Originally posted by ROXTXIA *sigh* This war has nothing to do with saving Iraqis, it has nothing to do with "helping those people." Regardless of Bush's motivations, which are debatable, this was possibly the most important outcome of the war. Yet many liberals seem more bent on examining the political ramifications than the long-term impact on the Iraqi population.
I don't think that this is an accurate characterization of the situation. Saddam rose to power with no help from the U.S. and the U.S. did not support his military. Did we give Saddam aide in his war over Iran? Yes. Did a U.S. company supply research grade Anthrax to Bagdad University? Yes. Did the U.S. arm Saddam? No. Look at all the weapons the Iraqis used in both this and the previous war, not to mention the Iran war. The vast majority was Soviet stuff with a little French and Brazilian mixed in.

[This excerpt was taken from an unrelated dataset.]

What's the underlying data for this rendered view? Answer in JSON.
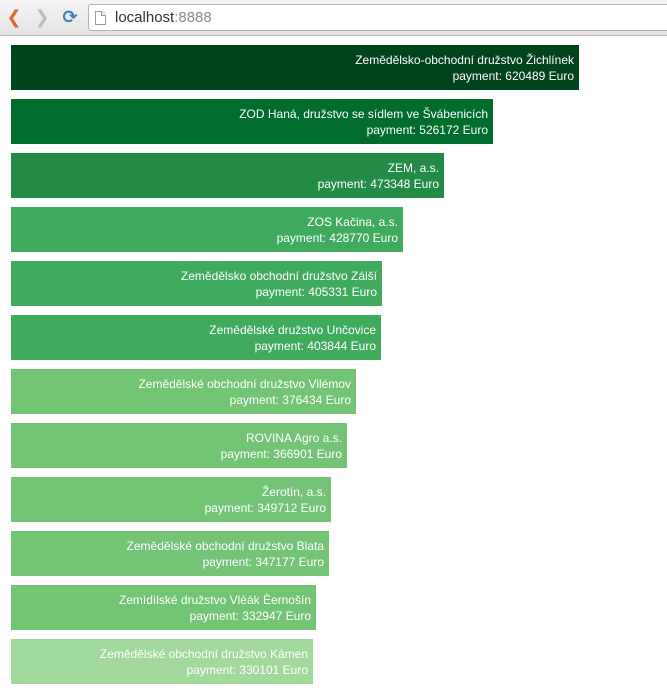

The U.S. has a long history of siding with questionable people (remember Stalin was an allie during WWII) but let's keep the facts straight! More info on his rise to power: BBC: Saddam Hussein - his rise to power Infor from efreedomnews.com From PBS Info on arming Iraq: Iraq Ground Force Equipment Air Force Navy
111chase111 Your reading too much into my post, thats why I put a question mark at the end. I'm not saying that we did every single thing necessary to keep him in power. We could have used our influence to direct Iraq in different ways which would have reigned him in sooner. Is that the hot new supermodel i've been hearing about?